Results And Discussion

Dystroglycan interacts with MEK

In a yeast two‐hybrid screen against a HeLa cell library, using the cytoplasmic tail of β‐dystroglycan as bait, we identified two independent full‐length clones corresponding to the MAP kinase kinase 2 (MEK2) out of a total of 29 verified positive hits from 106 clones screened. To substantiate the yeast two‐hybrid interaction by other means, we overexpressed haemagglutinin (HA)‐tagged MEK1 and MEK2 in Cos‐7 cells and subjected lysates from these cells to pull‐down experiments with either glutathione‐S‐transferase (GST) or GST‐dystroglycan cytoplasmic domain (GST‐DG) (Fig 1). As can be seen, GST‐DG was able to pull down specifically HA‐MEK1 and HA‐MEK2 from these extracts, suggesting a bona fide interaction between these two proteins. It has recently been suggested that in certain cells dystroglycan can act antagonistically to other adhesion molecules, such as integrins, and suppresses the activation of downstream kinase cascades (Ferletta et al, 2003). Dystroglycan was able to suppress the activation of the ERK–MAP kinase cascade induced by the interaction of integrin α6β1 with laminin (Ferletta et al, 2003), suggesting the possibility of an interaction between β‐dystroglycan and components of the ERK–MAP kinase cascade. The direct interaction of dystroglycan with MEK might be sufficient to sequester and inactivate or prevent the activation of MEK and therefore reduce the activity of its downstream kinase ERK. Furthermore, it has previously been reported that the SH2/SH3 adaptor protein Grb2 also associates with β‐dystroglycan (Yang et al, 1995; Russo et al, 2000). Grb2 is capable of linking SOS (Son of Sevenless), a guanine nucleotide exchange factor for Ras and the upstream activator of the Raf–MEK–ERK–MAP kinase cascade, to membrane receptors (Lowenstein et al, 1992; Buday & Downward, 1993; Egan et al, 1993). We have been unable to demonstrate any association between β‐dystroglycan and SOS by immunoprecipitation (S.J. Winder, unpublished observations), and it remains unclear as to what the potential binding partner for Grb2 might be.
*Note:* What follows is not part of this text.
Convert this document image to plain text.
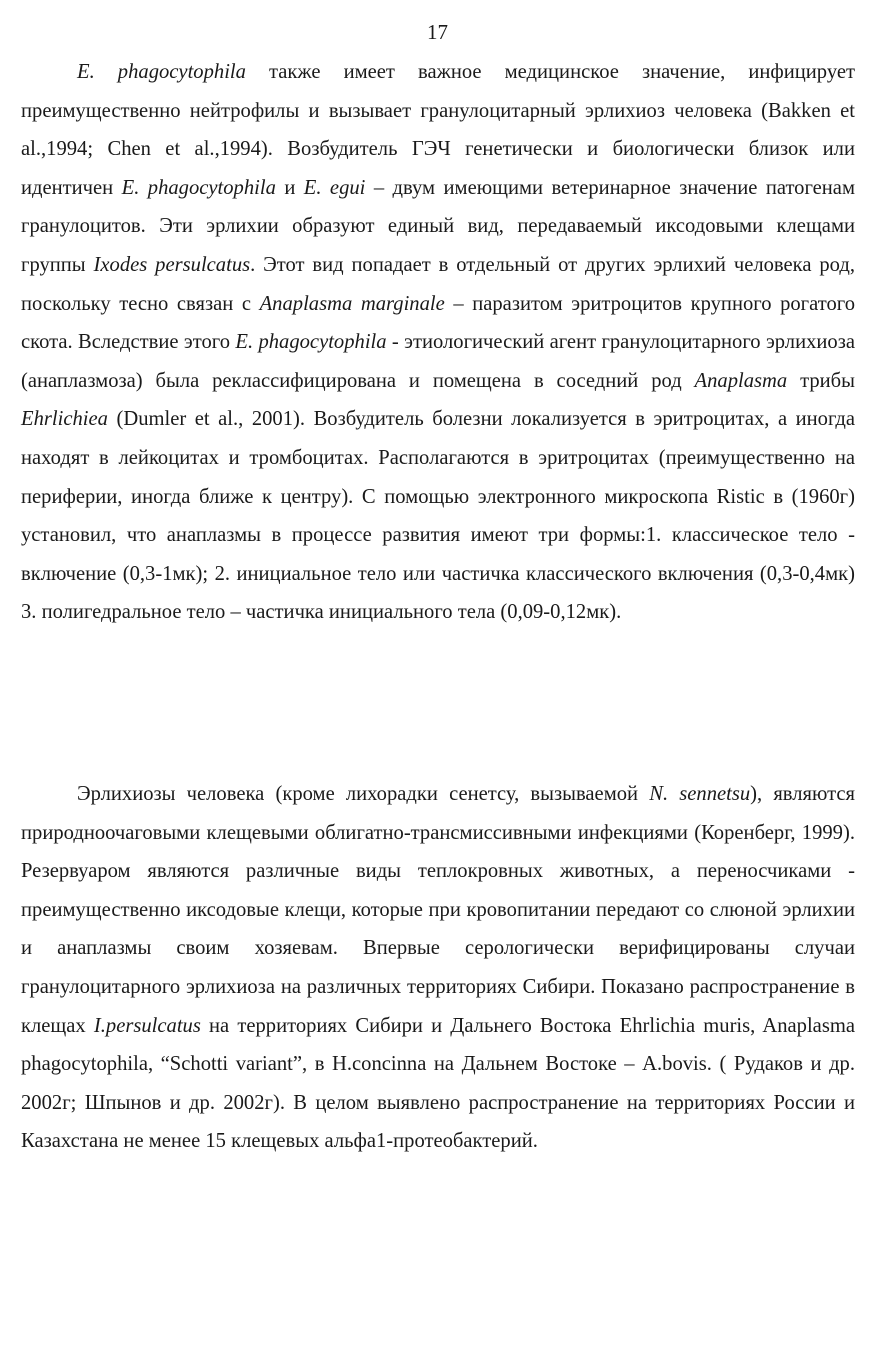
17

E. phagocytophila также имеет важное медицинское значение, инфицирует преимущественно нейтрофилы и вызывает гранулоцитарный эрлихиоз человека (Bakken et al.,1994; Chen et al.,1994). Возбудитель ГЭЧ генетически и биологически близок или идентичен E. phagocytophila и E. egui – двум имеющими ветеринарное значение патогенам гранулоцитов. Эти эрлихии образуют единый вид, передаваемый иксодовыми клещами группы Ixodes persulcatus. Этот вид попадает в отдельный от других эрлихий человека род, поскольку тесно связан с Anaplasma marginale – паразитом эритроцитов крупного рогатого скота. Вследствие этого E. phagocytophila - этиологический агент гранулоцитарного эрлихиоза (анаплазмоза) была реклассифицирована и помещена в соседний род Anaplasma трибы Ehrlichiea (Dumler et al., 2001). Возбудитель болезни локализуется в эритроцитах, а иногда находят в лейкоцитах и тромбоцитах. Располагаются в эритроцитах (преимущественно на периферии, иногда ближе к центру). С помощью электронного микроскопа Ristic в (1960г) установил, что анаплазмы в процессе развития имеют три формы:1. классическое тело - включение (0,3-1мк); 2. инициальное тело или частичка классического включения (0,3-0,4мк) 3. полигедральное тело – частичка инициального тела (0,09-0,12мк).

Эрлихиозы человека (кроме лихорадки сенетсу, вызываемой N. sennetsu), являются природноочаговыми клещевыми облигатно-трансмиссивными инфекциями (Коренберг, 1999). Резервуаром являются различные виды теплокровных животных, а переносчиками - преимущественно иксодовые клещи, которые при кровопитании передают со слюной эрлихии и анаплазмы своим хозяевам. Впервые серологически верифицированы случаи гранулоцитарного эрлихиоза на различных территориях Сибири. Показано распространение в клещах I.persulcatus на территориях Сибири и Дальнего Востока Ehrlichia muris, Anaplasma phagocytophila, “Schotti variant”, в H.concinna на Дальнем Востоке – A.bovis. ( Рудаков и др. 2002г; Шпынов и др. 2002г). В целом выявлено распространение на территориях России и Казахстана не менее 15 клещевых альфа1-протеобактерий.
Nevertheless, previous published data and our finding that MEK associates with dystroglycan suggest a potential mechanism whereby dystroglycan may modulate adhesion‐mediated signalling from integrins to the ERK–MAP kinase cascade.

Figure 1.

Interaction of MEK with β‐dystroglycan. (A) Coomassie‐stained gel of purified GST and GST‐DG; Mr represents molecular mass markers. (B) Extracts from Cos‐7 cells expressing HA‐tagged MEK1 or MEK2 were incubated with either GST alone or GST‐DG. GST alone was unable to pull down either HA‐tagged MEK1 or MEK2 (lanes 1 and 2), whereas GST‐DG was able to pull down both HA‐MEK1 and MEK2 (lanes 3 and 4).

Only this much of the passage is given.